I have the following linear algebra function call (vector-vector addition) in C++.
int m = 4;
blasfeo_dvec one, two, three;
blasfeo_allocate_dvec(m, &one);
blasfeo_allocate_dvec(m, &two);
blasfeo_allocate_dvec(m, &three);
// initialize vectors ... (omitted)
blasfeo_daxpy(m, 1.0, &one, 0, &two, 0, &three, 0);
Using expression templates (ETs), we can wrap it as follows:
three = one + two;
where the vector struct looks like
struct blasfeo_dvec {
int m; // length
int pm; // packed length
double *pa; // pointer to a pm array of doubles, the first is aligned to cache line size
int memsize; // size of needed memory
void operator=(const vec_expression_sum<blasfeo_dvec, blasfeo_dvec> expr) {
blasfeo_daxpy(m, 1.0, (blasfeo_dvec *) &expr.vec_a, 0, (blasfeo_dvec *) &expr.vec_b, 0, this, 0);
}
};
The cast to non-const is necessary because blasfeo_daxpy takes non-const pointers. The ET code is simply
template<typename Ta, typename Tb>
struct vec_expression_sum {
const Ta vec_a;
const Tb vec_b;
vec_expression_sum(const Ta va, const Tb vb) : vec_a {va}, vec_b {vb} {}
};
template<typename Ta, typename Tb>
auto operator+(const Ta a, const Tb b) {
return vec_expression_sum<Ta, Tb>(a, b);
}
The 'native' call, i.e. blasfeo_daxpy(...) generates the following assembly:
; allocation and initialization omitted ...
movl $0, (%rsp)
movl $4, %edi
xorl %edx, %edx
xorl %r8d, %r8d
movsd LCPI0_0(%rip), %xmm0 ## xmm0 = mem[0],zero
movq %r14, %rsi
movq %rbx, %rcx
movq %r15, %r9
callq _blasfeo_daxpy
...
which is exactly what you would expect.
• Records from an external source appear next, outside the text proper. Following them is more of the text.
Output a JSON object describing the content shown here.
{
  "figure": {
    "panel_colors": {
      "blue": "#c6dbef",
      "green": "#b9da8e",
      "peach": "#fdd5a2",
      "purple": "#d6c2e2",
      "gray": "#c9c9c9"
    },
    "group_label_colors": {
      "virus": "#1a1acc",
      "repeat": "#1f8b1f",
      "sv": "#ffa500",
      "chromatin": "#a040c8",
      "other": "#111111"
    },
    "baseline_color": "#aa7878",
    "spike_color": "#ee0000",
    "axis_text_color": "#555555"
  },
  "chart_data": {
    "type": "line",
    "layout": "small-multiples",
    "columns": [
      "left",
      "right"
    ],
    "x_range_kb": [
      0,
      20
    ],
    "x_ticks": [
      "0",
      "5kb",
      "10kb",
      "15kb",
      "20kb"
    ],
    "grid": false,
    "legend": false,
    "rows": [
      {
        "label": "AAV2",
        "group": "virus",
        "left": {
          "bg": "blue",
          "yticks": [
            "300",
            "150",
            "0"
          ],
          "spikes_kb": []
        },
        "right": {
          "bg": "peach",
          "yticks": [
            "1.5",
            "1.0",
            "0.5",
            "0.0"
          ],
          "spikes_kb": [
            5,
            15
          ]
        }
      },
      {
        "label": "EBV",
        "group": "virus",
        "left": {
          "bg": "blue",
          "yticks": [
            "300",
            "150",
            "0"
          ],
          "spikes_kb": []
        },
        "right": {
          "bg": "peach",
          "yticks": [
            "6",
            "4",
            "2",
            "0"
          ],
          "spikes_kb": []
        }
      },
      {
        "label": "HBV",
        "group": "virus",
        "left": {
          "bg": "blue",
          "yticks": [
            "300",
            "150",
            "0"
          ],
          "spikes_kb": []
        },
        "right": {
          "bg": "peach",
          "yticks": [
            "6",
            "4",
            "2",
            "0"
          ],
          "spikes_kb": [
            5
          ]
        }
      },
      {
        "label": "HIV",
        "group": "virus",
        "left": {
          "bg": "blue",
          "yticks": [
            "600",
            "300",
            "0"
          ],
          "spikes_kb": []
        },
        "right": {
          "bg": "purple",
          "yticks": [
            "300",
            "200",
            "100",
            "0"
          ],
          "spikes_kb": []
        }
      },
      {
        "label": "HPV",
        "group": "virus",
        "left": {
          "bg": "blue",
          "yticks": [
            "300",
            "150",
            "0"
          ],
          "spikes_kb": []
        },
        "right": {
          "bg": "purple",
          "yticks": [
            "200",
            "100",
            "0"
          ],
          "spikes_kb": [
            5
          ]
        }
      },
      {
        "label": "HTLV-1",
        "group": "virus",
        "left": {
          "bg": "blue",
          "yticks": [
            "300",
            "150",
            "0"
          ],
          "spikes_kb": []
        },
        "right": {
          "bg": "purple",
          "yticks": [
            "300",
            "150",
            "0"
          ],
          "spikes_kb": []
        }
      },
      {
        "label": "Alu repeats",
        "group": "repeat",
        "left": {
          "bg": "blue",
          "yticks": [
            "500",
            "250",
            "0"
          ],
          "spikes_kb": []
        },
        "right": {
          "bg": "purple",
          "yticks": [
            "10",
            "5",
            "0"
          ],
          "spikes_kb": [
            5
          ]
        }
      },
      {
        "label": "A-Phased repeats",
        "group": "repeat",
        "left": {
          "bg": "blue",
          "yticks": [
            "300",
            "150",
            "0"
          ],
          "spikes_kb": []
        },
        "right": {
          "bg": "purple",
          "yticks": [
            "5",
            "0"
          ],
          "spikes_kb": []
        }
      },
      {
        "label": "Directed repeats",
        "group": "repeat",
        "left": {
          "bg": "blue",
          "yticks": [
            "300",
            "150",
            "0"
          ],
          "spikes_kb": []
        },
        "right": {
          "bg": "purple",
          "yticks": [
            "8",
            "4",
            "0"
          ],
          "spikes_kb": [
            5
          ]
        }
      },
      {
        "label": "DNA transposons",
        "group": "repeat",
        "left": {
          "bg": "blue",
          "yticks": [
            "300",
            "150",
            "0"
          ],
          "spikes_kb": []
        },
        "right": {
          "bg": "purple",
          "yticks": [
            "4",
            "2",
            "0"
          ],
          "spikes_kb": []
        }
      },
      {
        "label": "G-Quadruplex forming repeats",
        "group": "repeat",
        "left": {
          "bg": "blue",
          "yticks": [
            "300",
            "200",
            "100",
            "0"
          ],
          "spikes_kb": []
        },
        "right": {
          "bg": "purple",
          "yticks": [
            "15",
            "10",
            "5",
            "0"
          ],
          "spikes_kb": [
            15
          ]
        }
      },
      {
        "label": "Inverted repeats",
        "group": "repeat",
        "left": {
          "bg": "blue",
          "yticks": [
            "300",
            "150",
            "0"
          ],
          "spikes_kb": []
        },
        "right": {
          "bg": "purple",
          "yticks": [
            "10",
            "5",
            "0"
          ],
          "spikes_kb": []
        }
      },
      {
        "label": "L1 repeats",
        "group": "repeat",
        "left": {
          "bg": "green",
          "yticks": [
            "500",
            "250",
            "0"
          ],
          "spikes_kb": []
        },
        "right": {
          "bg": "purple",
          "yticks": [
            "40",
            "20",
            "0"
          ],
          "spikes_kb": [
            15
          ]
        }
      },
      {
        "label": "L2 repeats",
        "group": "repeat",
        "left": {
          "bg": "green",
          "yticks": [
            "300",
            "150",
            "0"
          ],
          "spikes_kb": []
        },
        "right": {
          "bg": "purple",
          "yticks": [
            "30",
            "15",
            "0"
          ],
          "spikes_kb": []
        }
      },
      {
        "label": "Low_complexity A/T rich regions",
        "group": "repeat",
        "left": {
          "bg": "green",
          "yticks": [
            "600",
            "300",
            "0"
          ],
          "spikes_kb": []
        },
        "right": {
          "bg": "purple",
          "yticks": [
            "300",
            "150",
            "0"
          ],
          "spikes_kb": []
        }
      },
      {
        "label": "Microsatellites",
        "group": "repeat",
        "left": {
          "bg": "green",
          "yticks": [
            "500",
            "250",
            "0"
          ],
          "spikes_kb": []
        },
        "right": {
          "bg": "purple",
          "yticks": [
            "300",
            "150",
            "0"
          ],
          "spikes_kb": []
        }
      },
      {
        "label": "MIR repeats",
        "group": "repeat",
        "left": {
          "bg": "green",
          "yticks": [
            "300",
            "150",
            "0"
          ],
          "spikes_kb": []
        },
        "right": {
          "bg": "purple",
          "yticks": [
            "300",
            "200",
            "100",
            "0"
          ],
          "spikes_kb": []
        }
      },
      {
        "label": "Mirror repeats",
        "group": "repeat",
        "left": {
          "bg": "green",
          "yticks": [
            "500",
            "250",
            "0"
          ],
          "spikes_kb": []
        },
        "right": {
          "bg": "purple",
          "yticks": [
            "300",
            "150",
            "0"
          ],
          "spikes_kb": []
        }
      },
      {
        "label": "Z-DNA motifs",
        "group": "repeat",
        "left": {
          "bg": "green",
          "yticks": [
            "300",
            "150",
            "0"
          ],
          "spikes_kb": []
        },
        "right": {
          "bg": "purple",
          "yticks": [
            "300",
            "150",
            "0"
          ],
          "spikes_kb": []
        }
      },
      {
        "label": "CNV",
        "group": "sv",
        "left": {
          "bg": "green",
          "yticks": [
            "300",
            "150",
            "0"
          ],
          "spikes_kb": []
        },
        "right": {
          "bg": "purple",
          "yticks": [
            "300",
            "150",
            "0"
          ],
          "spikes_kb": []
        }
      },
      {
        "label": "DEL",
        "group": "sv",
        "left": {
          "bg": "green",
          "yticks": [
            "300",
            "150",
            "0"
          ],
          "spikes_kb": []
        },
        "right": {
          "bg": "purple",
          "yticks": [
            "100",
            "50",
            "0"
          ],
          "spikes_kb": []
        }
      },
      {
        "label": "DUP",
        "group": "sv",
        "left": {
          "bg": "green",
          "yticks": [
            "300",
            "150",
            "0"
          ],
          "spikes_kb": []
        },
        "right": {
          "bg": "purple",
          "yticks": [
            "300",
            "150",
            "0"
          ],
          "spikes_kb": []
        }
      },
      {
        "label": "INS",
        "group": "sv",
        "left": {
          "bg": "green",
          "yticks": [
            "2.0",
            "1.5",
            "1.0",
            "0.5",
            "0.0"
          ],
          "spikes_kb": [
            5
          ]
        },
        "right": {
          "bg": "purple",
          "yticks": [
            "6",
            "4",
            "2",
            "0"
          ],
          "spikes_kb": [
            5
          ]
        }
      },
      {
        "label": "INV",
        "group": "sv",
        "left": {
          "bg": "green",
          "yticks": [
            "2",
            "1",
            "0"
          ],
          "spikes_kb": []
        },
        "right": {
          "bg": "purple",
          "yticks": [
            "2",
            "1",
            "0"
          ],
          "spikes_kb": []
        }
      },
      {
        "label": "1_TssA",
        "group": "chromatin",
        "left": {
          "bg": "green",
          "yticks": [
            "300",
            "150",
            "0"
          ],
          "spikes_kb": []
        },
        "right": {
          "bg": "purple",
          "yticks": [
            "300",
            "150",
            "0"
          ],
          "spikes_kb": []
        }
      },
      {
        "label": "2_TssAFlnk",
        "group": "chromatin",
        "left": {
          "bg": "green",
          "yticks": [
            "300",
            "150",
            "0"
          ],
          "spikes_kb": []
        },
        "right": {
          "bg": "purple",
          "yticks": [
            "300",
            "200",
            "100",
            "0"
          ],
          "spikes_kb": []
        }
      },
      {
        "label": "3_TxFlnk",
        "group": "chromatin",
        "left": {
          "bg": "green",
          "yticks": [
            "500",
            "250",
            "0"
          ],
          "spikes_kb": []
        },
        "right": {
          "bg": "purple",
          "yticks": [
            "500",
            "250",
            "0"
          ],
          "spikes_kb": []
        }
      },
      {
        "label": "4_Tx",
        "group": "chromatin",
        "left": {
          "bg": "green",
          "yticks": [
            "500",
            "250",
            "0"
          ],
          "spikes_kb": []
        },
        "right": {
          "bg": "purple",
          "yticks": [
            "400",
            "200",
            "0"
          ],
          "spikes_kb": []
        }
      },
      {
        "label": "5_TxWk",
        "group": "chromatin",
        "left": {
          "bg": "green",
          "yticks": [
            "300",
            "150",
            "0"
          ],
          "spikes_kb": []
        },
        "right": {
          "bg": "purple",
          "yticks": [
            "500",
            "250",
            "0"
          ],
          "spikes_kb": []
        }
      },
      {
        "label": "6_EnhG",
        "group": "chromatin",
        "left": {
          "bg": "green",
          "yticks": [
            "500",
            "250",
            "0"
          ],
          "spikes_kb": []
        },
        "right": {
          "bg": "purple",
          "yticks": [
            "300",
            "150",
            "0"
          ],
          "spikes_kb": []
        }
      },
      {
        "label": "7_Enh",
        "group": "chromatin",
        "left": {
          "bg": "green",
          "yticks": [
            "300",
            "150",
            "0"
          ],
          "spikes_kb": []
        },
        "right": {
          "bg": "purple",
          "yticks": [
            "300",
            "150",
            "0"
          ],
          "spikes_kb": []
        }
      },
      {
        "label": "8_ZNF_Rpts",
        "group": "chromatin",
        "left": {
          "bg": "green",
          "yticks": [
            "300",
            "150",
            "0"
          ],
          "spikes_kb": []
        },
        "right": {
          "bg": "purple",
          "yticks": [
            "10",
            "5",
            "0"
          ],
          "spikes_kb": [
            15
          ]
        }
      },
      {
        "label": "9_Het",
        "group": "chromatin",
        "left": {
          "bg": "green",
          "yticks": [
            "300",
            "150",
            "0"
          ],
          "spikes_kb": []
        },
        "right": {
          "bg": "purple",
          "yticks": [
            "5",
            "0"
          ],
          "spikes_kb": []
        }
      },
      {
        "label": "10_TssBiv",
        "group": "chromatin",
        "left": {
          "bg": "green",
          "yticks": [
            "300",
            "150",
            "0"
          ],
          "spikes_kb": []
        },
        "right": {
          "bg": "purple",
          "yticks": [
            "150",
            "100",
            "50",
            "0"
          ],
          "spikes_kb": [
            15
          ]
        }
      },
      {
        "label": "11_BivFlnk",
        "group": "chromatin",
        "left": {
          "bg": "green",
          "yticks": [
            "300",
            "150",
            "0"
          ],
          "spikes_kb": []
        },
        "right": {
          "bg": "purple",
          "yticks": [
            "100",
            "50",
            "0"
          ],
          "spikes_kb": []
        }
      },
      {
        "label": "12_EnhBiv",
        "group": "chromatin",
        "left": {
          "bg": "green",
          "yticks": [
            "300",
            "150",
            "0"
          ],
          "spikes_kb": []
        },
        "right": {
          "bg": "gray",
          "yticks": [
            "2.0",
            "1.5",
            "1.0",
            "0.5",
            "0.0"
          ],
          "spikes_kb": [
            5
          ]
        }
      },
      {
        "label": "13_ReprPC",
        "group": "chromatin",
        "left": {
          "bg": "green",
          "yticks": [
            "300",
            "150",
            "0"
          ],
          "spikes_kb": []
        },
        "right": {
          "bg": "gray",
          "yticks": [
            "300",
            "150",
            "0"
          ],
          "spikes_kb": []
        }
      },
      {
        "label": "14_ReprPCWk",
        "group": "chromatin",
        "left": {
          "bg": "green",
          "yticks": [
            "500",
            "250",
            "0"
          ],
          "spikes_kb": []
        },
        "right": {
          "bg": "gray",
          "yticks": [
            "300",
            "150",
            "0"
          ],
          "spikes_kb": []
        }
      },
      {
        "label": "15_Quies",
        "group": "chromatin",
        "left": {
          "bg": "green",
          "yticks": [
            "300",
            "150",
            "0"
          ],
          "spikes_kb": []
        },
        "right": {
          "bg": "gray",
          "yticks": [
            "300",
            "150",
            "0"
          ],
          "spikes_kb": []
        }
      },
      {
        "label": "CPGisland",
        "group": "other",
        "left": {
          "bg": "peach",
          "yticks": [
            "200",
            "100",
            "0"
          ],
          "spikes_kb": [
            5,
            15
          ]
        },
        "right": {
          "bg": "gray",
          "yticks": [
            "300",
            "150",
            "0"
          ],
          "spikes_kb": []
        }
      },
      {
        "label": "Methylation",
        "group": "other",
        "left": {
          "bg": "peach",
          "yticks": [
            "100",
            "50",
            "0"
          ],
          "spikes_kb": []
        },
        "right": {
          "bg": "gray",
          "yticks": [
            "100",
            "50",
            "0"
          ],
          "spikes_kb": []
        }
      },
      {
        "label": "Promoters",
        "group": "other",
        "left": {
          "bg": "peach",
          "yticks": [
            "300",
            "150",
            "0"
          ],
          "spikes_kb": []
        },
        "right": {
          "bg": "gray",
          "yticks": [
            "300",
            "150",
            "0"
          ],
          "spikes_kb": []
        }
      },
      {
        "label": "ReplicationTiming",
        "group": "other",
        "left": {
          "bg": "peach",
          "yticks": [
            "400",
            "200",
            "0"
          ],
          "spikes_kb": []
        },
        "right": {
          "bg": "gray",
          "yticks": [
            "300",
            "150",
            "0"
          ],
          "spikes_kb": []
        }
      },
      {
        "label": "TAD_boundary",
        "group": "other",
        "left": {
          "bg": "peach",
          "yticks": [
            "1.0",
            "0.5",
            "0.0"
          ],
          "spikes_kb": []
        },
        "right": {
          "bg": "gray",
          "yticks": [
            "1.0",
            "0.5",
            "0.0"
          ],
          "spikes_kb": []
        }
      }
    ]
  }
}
The ET code is quite a bit longer:
; allocation :
leaq -120(%rbp), %rbx
movl $4, %edi
movq %rbx, %rsi
callq _blasfeo_allocate_dvec
leaq -96(%rbp), %r15
movl $4, %edi
movq %r15, %rsi
callq _blasfeo_allocate_dvec
leaq -192(%rbp), %r14
movl $4, %edi
movq %r14, %rsi
callq _blasfeo_allocate_dvec
; initialization code omitted
; operator+ :
movq -104(%rbp), %rax
movq %rax, -56(%rbp)
movq -120(%rbp), %rax
movq -112(%rbp), %rcx
movq %rcx, -64(%rbp)
movq %rax, -72(%rbp)
; vec_expression_sum :
movq -80(%rbp), %rax
movq %rax, -32(%rbp)
movq -96(%rbp), %rax
movq -88(%rbp), %rcx
movq %rcx, -40(%rbp)
movq %rax, -48(%rbp)
movq -32(%rbp), %rax
movq %rax, -128(%rbp)
movq -40(%rbp), %rax
movq %rax, -136(%rbp)
movq -48(%rbp), %rax
movq %rax, -144(%rbp)
movq -56(%rbp), %rax
movq %rax, -152(%rbp)
movq -72(%rbp), %rax
movq -64(%rbp), %rcx
movq %rcx, -160(%rbp)
movq %rax, -168(%rbp)
leaq -144(%rbp), %rcx
; blasfeo_daxpy :
movl -192(%rbp), %edi
movl $0, (%rsp)
leaq -168(%rbp), %rsi
xorl %edx, %edx
xorl %r8d, %r8d
movsd LCPI0_0(%rip), %xmm0 ## xmm0 = mem[0],zero
movq %r14, %r9
callq _blasfeo_daxpy
...
It involves quite a bit of copying, namely the fields of blasfeo_dvec. I (naively, maybe) hoped that the ET code would generate the exact same code as the native call, given that everything is fixed at compile time and const, but it doesn't.
The question is: why the extra loads? And is there a way of getting fully 'optimized' code? (edit: I use Apple LLVM version 8.1.0 (clang-802.0.42) with -std=c++14 -O3)
Note: I read and understood this and this post on a similar topic, but they unfortunately do not contain an answer to my question.